Directly above the happy chaos of the various teams’ practices, athletic director Tom Giusti’s office is a fascinating hodgepodge of the past and the present. Old photographs line his walls, and articles from local newspapers plaster the bulletin board outside, while random memorabilia from past games sit around his office in an equally haphazard fashion.
The present, however, is still very much present, and for Giusti, the pressure in the sports world to excel, even in high school, is cause for concern.
“What’s the percent of kids who play Division I sports? Around one percent,” he said. “We had a recruiting specialist come in one time, and he said that if you’re not a Division I player, the best fit for most athletes is a college with a balance of academics, sports and social life. Here, we’re trying to prepare these kids as they move forward in life.”
Giusti also pointed to the migration of athletes to sports-oriented private schools as another question mark in an industry tarnished by them.

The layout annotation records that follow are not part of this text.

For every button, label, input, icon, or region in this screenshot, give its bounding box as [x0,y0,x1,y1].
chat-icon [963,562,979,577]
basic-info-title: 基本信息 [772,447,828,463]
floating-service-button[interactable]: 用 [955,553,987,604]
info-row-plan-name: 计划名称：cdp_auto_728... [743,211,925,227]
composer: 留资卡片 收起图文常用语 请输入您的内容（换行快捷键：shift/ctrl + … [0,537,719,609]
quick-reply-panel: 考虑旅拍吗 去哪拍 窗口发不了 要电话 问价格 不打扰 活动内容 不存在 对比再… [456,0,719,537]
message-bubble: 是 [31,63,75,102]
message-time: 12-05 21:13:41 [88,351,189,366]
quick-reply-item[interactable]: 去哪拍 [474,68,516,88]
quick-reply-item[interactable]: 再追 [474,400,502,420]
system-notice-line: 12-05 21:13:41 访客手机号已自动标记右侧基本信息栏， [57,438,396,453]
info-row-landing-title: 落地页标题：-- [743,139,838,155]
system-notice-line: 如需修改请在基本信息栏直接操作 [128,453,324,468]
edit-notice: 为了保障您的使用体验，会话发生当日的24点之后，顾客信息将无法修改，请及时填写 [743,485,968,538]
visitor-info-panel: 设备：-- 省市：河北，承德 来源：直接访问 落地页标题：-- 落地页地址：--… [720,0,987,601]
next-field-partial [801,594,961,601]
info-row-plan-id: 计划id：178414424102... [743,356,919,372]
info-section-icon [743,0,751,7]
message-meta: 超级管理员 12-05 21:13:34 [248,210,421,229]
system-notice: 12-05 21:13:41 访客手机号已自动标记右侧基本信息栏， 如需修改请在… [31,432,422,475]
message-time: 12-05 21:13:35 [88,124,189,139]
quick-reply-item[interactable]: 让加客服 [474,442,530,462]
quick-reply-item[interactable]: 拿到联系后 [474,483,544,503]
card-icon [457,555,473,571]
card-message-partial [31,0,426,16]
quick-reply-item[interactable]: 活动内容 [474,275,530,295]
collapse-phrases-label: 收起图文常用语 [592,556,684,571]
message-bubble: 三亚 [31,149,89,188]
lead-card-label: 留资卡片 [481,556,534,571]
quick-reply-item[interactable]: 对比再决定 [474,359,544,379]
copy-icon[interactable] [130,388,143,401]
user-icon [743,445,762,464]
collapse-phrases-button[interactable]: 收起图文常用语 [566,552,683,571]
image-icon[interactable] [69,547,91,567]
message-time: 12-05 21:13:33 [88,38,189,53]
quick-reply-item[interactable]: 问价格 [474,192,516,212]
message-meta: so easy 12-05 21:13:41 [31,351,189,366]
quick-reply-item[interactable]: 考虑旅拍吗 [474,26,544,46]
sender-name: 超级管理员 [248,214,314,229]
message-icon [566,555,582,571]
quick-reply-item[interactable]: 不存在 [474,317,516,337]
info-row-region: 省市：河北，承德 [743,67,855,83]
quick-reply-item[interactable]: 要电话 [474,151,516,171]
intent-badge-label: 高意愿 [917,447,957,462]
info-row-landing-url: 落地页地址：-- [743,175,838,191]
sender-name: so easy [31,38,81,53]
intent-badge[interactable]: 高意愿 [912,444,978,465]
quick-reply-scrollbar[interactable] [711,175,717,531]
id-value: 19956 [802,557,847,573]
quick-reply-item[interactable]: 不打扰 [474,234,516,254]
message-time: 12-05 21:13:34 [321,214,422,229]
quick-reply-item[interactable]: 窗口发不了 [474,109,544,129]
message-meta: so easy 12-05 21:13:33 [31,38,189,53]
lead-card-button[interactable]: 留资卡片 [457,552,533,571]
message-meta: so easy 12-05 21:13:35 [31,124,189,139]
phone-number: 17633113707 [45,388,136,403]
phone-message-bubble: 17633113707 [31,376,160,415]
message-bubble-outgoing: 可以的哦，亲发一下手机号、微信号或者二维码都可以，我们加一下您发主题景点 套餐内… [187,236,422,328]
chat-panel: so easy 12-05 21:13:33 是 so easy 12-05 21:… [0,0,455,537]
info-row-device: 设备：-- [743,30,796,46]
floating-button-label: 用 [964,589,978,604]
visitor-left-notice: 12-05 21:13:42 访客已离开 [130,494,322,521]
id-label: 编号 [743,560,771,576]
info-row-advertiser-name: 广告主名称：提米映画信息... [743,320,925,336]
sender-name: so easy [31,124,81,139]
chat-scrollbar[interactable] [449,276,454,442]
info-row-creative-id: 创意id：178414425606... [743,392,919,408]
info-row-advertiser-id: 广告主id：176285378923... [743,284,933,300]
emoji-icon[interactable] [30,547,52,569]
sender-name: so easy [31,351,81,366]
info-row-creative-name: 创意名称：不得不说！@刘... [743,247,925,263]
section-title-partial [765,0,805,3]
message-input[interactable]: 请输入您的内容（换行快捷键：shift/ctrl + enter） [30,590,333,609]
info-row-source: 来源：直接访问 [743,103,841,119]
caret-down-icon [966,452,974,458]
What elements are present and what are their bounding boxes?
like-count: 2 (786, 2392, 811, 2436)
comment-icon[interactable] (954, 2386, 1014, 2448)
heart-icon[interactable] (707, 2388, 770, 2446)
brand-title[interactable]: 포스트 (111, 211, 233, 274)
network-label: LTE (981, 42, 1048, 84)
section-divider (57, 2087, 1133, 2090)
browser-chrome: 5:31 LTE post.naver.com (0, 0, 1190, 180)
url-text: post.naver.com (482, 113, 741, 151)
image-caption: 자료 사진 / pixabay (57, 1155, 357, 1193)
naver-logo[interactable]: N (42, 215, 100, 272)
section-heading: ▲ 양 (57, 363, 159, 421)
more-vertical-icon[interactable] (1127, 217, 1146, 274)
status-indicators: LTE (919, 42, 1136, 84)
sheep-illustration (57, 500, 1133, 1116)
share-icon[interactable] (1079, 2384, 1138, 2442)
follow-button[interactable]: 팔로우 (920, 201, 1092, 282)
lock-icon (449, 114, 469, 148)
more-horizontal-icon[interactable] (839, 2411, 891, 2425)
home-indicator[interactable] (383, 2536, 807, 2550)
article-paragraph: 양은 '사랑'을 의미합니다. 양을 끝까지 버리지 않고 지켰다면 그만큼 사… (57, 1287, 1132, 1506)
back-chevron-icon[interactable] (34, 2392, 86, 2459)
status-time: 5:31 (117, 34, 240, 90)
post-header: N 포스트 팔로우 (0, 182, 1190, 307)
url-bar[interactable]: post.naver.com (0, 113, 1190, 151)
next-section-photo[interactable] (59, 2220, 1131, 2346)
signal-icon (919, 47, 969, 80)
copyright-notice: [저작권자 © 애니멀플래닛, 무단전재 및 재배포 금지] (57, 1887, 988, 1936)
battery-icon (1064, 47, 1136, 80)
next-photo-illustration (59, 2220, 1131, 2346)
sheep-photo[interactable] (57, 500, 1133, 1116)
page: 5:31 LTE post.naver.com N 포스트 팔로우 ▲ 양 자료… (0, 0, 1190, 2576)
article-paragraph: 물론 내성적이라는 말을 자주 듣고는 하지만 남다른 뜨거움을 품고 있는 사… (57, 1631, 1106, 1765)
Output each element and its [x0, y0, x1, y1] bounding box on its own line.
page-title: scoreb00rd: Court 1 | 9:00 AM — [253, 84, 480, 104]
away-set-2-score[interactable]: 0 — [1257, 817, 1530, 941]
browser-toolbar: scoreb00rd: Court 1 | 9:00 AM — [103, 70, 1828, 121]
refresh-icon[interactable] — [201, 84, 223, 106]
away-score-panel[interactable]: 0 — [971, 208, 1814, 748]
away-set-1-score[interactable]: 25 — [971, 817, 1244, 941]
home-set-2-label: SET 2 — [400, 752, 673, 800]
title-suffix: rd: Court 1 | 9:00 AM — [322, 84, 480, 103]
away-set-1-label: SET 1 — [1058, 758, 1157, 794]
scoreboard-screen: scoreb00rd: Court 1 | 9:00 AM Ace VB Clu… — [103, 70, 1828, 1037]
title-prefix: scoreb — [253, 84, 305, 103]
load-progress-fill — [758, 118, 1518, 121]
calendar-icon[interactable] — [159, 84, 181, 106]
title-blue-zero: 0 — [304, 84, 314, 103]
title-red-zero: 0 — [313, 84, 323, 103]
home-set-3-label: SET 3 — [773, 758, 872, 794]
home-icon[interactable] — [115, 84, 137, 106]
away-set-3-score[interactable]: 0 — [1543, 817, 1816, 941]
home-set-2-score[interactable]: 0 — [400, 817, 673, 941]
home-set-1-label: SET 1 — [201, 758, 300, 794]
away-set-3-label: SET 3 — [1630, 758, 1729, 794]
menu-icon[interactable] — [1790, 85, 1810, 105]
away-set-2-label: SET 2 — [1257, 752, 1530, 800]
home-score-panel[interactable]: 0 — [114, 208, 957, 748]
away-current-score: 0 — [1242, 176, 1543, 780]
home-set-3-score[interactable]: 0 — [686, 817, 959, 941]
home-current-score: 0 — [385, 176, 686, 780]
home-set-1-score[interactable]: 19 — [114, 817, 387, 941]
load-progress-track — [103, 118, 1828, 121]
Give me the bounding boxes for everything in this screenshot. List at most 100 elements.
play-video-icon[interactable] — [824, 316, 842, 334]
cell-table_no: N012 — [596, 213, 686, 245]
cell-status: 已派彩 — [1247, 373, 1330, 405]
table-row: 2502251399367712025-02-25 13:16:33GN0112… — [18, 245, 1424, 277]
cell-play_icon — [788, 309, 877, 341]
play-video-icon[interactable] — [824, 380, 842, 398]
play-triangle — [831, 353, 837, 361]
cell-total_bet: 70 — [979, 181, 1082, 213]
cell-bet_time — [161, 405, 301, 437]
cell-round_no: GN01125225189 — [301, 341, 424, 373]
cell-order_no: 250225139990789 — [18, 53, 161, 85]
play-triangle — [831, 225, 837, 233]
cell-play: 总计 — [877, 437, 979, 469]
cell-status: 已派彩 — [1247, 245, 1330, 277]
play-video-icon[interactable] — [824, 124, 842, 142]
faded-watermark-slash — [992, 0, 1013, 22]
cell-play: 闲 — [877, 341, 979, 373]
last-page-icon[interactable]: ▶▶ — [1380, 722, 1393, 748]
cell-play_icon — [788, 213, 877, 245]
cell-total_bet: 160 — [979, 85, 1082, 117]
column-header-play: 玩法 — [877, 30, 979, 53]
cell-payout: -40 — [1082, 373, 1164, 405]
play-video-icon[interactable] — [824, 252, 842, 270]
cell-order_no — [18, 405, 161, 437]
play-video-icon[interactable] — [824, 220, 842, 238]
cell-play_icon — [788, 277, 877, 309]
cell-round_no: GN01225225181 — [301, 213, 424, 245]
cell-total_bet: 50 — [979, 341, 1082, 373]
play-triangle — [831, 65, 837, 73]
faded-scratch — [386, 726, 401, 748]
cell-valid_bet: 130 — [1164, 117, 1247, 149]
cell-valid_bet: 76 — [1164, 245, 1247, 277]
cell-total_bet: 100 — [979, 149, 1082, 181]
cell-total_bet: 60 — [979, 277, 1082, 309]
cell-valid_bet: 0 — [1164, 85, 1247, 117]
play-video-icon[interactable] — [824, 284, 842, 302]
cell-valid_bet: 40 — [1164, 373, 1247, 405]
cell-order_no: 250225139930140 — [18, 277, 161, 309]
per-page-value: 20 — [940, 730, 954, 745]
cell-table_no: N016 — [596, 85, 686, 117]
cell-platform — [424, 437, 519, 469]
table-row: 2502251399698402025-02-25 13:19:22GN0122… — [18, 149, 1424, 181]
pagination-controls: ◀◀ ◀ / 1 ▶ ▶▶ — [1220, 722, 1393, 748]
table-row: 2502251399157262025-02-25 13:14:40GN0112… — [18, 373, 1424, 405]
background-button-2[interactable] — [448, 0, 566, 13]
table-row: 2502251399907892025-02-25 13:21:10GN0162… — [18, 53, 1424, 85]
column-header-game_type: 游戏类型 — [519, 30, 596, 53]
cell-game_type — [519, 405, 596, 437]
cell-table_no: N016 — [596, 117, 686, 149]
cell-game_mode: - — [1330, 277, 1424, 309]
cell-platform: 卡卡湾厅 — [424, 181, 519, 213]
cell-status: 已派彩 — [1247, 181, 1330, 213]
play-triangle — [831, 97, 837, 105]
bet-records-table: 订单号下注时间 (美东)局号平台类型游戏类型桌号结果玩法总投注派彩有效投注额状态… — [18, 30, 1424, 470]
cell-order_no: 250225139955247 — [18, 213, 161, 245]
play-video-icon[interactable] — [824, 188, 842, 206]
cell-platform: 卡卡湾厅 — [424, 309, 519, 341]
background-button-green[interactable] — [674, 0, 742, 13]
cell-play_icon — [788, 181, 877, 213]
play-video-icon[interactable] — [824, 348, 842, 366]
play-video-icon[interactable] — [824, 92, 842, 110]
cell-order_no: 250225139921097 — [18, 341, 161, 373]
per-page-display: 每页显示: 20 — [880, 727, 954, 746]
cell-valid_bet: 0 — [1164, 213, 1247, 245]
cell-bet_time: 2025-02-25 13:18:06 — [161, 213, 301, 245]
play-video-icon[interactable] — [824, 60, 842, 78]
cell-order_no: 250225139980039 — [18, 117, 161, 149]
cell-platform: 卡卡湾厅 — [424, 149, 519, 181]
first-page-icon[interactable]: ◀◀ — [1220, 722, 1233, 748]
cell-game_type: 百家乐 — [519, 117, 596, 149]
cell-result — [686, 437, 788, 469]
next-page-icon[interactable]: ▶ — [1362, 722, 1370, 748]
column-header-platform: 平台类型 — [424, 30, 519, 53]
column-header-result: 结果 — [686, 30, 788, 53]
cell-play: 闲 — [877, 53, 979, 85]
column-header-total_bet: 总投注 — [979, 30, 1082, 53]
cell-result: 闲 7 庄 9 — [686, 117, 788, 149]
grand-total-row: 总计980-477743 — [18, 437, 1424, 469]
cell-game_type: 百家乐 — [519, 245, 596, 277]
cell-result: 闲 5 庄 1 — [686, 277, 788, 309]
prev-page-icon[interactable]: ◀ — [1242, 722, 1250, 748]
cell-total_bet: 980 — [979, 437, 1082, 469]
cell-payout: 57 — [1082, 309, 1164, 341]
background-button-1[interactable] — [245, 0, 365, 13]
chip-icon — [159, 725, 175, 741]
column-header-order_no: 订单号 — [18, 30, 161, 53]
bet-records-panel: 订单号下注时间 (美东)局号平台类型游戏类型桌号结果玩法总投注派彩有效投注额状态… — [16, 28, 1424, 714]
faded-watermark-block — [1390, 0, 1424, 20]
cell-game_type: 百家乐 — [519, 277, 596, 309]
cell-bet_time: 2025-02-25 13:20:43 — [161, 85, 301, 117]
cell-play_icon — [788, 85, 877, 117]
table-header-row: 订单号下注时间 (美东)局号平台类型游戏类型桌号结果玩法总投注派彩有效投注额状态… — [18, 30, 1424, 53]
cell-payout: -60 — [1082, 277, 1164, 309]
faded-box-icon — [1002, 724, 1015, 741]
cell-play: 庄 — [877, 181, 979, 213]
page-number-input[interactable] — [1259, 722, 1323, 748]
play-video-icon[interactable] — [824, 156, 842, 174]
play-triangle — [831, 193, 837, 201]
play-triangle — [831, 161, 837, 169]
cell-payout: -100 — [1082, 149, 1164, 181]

“Sometimes, I have to ask, ‘What are we missing here?’” he added. “Are these kids chasing the dream, and if so, what are they leaving behind? They can go to a $200 million school here and enjoy one of the best educations in the state, while still playing competitive-level sports, so why go elsewhere?”
Perhaps a key to Giusti’s quandary lies in the rise of the television network ESPN-U, along with other high school-centered media outlets. Although it focuses mainly on college sports, ESPN-U nationally broadcasts an increasing number of high school sporting events, often pitting teams from across the country against each other. The Siren call for fame is a powerful lure, especially for high school “student-athletes.”
“The discouraging thing I think we’re seeing as a result is the development of the one-sport athlete, because kids are playing their sport nine to 12 months per year,” Giusti said. “That leads to a focused interest—kids naturally want to do stuff that they’re successful at, but it’s sad to see a really strong athlete playing only one sport.
“If only a few kids make it, but you can always have your education, then why is there such a big emphasis on making it?” he added.
“We have dedicated, honorable coaches who believe in the concept of a student-athlete, and we’re all trying to keep the student part first. We were all former athletes, but we’re here because of our education.”
And you don’t need a camera crew for that.